Another glimpse into the city’s past is a heartbreaking memorial known as ‘Shoes on the Danube’. You can find it just in front of the Hungarian Parliament Building, where 60 pairs of 1940s-style shoes are sculpted from steel and true to life in size and detail commemorate the killing of 3,500 civilians killed by Arrow Cross militiamen in Budapest. The victims were ordered to remove their shoes before being shot and falling into the river.


Budapest’s Castle District, lying in the hilly west bank of Buda, is home to some of the city’s most important medieval monuments, museums and if that’s not enough, it’s also a Unesco World Heritage Site.

Here, atop Castle Hill, stands Buda Castle, home to the Hungarian kings in Budapest, and overlooks the entire city and offers a wonderful panoramic view of the Pest side. Perhaps our favourite site though is the fairy like fortification of The Fisherman’s Bastion. This impressive neo-Gothic and neo-Romanesque structure is yet another place to take in the spectacular views of the city and if you really want your socks blown off, then climb one of the ornate turrets and take in the Budapest panorama. Other sites attractions in the Castle District include Matthias Church, Funicular Railway and the Labyrinth under the Castle Hill.

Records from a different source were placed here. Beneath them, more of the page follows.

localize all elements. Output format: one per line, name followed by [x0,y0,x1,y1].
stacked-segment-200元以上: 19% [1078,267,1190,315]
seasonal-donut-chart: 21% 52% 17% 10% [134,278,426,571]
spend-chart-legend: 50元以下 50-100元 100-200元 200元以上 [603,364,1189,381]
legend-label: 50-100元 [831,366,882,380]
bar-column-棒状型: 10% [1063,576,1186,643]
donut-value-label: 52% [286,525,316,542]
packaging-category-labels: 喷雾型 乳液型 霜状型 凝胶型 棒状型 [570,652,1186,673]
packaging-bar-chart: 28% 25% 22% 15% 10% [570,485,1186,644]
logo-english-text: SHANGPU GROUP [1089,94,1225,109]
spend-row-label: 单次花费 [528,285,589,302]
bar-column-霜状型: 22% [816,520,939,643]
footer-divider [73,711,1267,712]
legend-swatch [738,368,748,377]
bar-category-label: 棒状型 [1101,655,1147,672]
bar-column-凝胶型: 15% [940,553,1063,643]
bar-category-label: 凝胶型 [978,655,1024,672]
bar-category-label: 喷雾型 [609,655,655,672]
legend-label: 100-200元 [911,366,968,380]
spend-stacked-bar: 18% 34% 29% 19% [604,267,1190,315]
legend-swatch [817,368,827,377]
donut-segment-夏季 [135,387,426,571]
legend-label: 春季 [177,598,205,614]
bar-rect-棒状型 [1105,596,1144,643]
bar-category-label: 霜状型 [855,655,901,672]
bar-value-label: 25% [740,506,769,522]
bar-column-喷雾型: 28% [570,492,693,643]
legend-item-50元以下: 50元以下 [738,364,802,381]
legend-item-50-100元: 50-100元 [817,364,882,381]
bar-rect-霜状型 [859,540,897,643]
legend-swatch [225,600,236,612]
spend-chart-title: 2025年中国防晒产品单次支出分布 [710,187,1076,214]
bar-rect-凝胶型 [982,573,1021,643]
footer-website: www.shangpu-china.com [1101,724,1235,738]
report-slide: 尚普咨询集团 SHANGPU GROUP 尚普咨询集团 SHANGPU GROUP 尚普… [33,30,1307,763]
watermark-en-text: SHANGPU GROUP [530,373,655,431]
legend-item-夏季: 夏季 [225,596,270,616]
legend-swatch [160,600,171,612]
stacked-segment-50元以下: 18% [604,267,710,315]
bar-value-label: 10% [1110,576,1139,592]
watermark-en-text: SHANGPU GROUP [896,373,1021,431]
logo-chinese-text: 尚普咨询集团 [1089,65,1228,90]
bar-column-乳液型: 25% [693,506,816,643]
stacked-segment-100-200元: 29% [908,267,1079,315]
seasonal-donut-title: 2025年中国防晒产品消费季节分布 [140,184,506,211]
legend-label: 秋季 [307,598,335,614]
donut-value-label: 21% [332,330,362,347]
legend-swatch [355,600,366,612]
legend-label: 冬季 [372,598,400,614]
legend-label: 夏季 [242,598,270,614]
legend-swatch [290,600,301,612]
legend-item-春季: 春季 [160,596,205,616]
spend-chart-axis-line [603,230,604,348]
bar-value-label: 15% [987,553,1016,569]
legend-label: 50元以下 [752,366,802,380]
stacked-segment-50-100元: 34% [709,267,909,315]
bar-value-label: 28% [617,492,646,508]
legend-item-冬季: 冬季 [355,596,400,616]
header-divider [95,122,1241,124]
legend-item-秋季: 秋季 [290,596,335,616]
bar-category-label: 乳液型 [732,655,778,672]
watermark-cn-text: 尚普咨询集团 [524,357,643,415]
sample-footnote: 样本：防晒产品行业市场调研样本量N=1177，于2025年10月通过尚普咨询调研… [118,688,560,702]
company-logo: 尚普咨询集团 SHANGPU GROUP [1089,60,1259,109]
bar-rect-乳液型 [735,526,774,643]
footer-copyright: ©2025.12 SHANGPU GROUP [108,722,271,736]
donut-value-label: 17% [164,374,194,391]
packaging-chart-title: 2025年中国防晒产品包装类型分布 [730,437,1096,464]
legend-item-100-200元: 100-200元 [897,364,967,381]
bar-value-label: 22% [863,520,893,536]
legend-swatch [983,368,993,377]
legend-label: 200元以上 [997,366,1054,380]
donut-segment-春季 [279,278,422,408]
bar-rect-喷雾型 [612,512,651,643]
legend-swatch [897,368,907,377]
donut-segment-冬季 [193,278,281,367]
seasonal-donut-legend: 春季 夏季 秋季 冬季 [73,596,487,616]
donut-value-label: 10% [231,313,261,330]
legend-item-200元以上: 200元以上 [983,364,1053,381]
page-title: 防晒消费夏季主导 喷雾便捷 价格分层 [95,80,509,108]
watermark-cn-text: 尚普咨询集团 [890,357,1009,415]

There are plenty of local delicacies to try in Budapest and for classic comfort food on the go then Lángos, a deep fried flat bread which is served fresh and hot, it’s topped with sour cream, grated cheese, and garlic butter. After one of the best places to get it? Central Market Hall.

This market, in a restored neo-Gothic building, is where you can pick up the best local produce and handicrafts in the city. Other local specialties on your list to sample should include Töltött káposzta, a cabbage stuffed with ground pork and beef, rice, tomatoes and sauerkraut, and like many Hungarian dishes, a generous amount of paprika. You also shouldn’t miss the Hungarian sweet delicacy Szamos Marzipan which even has its own museum. You can sample the famous Tokaji wine and in the basement of the market you’ll find a corner sharing all the information you’ll ever need about the country’s 22 wine regions.

A classic Hungarian lángos | © Christian Kadluba, Wikimedia Commons


If you’re visiting Budapest in December, then no trip to the city would be complete without a trip to the Christmas market. Each year, the historic Vörösmarty Square is transformed into the annual market, where locals and visitors alike come together beneath the Christmas lights display, with the sound of live Hungarian folk music playing loud and lushly.

Expect authentic food vendors offering everything from traditional dishes such as Goulash soup, sauerkraut, and sour cherry pastries to winter warmers such as raspberry schnapps and apple cider. You’ll find hand painted Christmas decorations for the tree here along with beautifully crafted garlands made of dried fruits, leaves and cinnamon sticks – perfect for dressing your front door when you return home.